Seifert: Die Pflegebranche begeistert mich nun seit 17 Jahren. In jeglichen Bereichen der Pflege, in allen Hierarchiestufen, ist die Altenpflege, meiner Meinung nach, das potentialreichste Berufsfeld. Von der fachlichen Weiterbildung bis zum Top Management steht allen jeder Weg offen. Aufgrund der aktuellen und zukünftigen Herausforderungen herrscht ein großes potential zu gestalten und zu verändern.

Ich sehe nach den letzten 2 Jahren für dieses und nächstes Jahr einen leichten Aufschwung wieder in der Branche. Die ersten Projekte fangen wieder an, M&A Prozesse gehen los, und der Markt ist wieder bereit zu wachsen. Ob wir das verlorene der letzten 1,5 Jahre jedoch aufholen können ist fraglich. Ich sehe vor allen Dingen Änderungen, die nicht angeschobenen wurden (gesagt sei nur Pflegeassistenzausbildung als ein Beispiel) oder nicht bis zu Ende gedacht/geplant sind als schwierig an. Dinge, wie die Lebenslangebeschäftigtennummer wurde von allen Vorbereitet und kurzfristig verlängert.
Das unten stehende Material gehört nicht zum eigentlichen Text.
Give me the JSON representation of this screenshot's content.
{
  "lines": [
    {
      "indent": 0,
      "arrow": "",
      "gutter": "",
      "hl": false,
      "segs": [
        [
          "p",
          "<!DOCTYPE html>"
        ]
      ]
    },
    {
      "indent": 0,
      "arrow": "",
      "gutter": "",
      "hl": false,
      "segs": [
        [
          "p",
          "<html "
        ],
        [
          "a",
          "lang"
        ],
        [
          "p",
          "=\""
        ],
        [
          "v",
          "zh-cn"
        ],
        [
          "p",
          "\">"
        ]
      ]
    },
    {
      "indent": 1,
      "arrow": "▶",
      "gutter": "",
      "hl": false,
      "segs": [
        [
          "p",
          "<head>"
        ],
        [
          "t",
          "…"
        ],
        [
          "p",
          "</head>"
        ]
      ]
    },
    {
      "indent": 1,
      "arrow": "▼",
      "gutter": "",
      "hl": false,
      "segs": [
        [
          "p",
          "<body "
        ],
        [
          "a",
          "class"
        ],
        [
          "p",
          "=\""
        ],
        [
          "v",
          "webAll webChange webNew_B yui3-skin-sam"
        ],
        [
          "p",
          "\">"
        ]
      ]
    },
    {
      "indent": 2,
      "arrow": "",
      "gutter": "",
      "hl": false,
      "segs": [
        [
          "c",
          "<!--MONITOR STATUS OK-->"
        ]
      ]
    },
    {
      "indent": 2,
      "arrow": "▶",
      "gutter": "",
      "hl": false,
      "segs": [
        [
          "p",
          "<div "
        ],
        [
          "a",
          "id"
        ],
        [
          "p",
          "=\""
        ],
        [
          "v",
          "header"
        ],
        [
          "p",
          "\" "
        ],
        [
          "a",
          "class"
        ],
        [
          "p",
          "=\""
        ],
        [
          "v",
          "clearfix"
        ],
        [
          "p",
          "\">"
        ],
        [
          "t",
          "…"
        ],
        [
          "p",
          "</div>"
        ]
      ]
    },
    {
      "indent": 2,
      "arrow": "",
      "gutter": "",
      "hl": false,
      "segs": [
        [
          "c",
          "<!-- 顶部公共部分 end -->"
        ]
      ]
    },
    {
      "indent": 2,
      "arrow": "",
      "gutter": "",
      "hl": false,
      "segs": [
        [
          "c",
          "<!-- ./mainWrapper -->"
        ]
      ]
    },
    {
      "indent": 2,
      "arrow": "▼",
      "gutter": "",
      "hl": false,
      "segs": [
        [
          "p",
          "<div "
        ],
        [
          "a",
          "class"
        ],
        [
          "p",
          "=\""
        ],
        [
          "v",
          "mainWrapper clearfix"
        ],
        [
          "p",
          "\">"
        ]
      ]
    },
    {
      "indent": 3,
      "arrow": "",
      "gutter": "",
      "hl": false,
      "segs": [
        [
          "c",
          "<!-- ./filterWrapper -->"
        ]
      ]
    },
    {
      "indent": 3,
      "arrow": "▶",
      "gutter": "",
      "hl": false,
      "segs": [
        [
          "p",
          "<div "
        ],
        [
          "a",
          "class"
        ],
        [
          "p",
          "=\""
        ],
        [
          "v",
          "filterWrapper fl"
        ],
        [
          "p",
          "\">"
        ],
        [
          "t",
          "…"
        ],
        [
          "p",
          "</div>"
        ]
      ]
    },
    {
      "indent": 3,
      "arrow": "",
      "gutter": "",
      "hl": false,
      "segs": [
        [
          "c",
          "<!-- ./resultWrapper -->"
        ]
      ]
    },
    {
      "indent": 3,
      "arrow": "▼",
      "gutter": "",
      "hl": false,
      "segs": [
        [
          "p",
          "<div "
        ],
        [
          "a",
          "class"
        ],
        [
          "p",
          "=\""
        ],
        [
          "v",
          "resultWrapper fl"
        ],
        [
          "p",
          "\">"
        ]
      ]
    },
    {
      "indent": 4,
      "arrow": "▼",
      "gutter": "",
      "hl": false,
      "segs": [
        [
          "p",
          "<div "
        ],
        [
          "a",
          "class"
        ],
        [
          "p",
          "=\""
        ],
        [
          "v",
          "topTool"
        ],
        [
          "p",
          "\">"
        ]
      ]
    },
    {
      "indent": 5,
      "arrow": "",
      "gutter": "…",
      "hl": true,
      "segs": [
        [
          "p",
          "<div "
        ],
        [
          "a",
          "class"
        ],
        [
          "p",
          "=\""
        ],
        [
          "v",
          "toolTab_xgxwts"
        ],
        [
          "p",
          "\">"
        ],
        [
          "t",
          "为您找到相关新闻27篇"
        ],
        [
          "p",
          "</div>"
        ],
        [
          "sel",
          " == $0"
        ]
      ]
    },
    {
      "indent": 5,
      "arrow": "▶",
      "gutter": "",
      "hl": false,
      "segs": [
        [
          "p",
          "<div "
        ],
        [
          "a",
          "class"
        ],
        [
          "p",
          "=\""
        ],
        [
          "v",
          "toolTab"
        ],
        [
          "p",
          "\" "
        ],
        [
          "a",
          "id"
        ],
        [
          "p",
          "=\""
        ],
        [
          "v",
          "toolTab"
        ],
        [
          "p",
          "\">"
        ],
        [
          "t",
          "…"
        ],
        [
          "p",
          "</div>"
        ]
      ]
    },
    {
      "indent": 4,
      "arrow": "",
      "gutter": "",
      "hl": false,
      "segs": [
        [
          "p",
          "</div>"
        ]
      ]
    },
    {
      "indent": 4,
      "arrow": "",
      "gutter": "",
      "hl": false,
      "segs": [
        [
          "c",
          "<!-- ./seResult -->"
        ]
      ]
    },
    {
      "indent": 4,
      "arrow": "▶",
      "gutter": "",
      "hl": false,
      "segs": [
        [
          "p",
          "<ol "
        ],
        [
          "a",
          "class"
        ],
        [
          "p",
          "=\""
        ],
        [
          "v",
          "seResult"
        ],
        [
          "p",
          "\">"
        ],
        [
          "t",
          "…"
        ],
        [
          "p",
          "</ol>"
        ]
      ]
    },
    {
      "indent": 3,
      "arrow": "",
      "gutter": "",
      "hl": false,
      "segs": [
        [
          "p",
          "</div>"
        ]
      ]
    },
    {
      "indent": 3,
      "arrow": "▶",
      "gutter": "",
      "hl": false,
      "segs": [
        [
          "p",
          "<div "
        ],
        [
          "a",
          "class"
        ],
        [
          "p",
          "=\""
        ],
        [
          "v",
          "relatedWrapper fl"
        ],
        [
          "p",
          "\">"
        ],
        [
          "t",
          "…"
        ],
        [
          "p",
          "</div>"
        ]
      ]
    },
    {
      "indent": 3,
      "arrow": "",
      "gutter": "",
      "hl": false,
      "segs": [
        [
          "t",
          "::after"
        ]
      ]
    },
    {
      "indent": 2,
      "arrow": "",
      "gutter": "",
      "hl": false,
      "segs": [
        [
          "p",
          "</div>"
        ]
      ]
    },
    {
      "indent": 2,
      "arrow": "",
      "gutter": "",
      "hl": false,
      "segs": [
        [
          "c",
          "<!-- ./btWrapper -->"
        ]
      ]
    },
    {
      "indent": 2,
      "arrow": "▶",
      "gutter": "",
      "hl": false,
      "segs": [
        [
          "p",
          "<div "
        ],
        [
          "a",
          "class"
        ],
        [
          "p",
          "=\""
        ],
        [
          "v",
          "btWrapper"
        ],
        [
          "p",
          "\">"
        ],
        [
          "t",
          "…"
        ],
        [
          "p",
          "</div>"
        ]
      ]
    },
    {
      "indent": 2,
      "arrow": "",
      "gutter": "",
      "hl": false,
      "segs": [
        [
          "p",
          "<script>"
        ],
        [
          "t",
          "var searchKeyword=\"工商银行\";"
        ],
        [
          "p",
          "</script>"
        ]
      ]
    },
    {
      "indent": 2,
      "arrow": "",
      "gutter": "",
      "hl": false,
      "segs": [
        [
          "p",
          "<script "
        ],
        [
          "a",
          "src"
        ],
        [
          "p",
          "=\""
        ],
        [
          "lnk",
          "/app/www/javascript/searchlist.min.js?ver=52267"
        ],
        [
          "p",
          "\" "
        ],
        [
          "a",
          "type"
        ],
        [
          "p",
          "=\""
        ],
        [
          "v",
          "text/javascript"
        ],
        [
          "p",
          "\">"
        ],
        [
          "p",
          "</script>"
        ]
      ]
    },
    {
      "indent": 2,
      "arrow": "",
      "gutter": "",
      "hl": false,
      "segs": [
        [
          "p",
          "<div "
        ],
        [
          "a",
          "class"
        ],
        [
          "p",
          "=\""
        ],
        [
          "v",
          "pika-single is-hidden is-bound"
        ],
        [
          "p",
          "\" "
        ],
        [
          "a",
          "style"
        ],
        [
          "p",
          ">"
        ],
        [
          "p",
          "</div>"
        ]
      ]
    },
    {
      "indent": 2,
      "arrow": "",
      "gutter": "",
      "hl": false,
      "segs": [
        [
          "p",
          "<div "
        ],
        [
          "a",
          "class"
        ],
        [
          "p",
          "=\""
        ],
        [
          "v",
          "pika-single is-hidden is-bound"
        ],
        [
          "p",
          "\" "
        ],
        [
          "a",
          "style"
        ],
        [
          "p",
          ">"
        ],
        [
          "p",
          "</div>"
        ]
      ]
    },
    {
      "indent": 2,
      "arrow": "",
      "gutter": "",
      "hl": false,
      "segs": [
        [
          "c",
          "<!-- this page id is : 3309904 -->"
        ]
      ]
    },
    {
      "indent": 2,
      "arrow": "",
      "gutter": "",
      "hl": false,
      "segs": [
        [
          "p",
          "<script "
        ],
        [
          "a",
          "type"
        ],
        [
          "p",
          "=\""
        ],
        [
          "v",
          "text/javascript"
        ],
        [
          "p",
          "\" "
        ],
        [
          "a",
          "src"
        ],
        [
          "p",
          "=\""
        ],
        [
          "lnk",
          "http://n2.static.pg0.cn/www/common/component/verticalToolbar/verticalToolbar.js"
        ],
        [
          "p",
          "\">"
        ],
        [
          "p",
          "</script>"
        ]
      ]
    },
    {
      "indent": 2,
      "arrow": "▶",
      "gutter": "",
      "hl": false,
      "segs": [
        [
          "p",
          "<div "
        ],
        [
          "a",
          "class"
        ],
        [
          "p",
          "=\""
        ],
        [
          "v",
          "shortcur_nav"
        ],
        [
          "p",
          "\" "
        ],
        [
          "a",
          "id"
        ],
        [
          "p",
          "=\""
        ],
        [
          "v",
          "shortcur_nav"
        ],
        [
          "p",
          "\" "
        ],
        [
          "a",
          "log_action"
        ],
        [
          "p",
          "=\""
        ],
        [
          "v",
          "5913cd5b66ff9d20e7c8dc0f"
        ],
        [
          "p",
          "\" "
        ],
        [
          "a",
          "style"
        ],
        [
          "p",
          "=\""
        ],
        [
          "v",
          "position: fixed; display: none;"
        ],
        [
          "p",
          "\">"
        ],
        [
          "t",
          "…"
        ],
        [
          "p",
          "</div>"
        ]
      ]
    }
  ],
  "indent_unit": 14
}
Themen wie die Versorgung chronischer Wunden hängen, da die Kostenträger nicht bereit sind vernünftig zu refinanzieren. Unternehmen bereiten sich vor, bilden aus und werden dann am langen Arm hingehalten. Das hemmt unternehmerisches Wachstum und somit auch eine qualitativ hochwertige Versorgung.

Haben Sie sich bewusst für die Branche entschieden und würden Sie sich wieder dafür entscheiden? Warum?

Seifert: Ich habe mich bereits bewusst 2007 für diese Branche entschieden. Mir war es von Anfang an wichtig, die Basisarbeit zu erlernen, zu verstehen und Potentiale daraus abzuleiten. Daher habe ich mich für die klassische Altenpflegeausbildung entschieden. Um ein tiefergehendes betriebswirtschaftliches und organisatorisches Verständnis zu erhalten, habe ich daraufhin ein Studium aufgesattelt – war aber weiterhin immer in allen Facetten der Langzeitpflege tätig. Danach bin ich den klassischen Weg der Führungspositionen, von der PDL über bis zur Regionalleitung durchlaufen, bevor ich in die Selbstständigkeit wechselte.

Ich würde diesen Weg definitiv wieder so wählen und auch die Branche Altenpflege wieder wählen. Und ich würde es auch jedem, der die entsprechenden sozialen Kompetenzen hat, empfehlen, diese Branche zu wählen.

Was sind aktuell die größten Herausforderungen in der Pflegebranche? (z.B. Regulierung, Digitalisierung, Wirtschaftlichkeit, Personal, …)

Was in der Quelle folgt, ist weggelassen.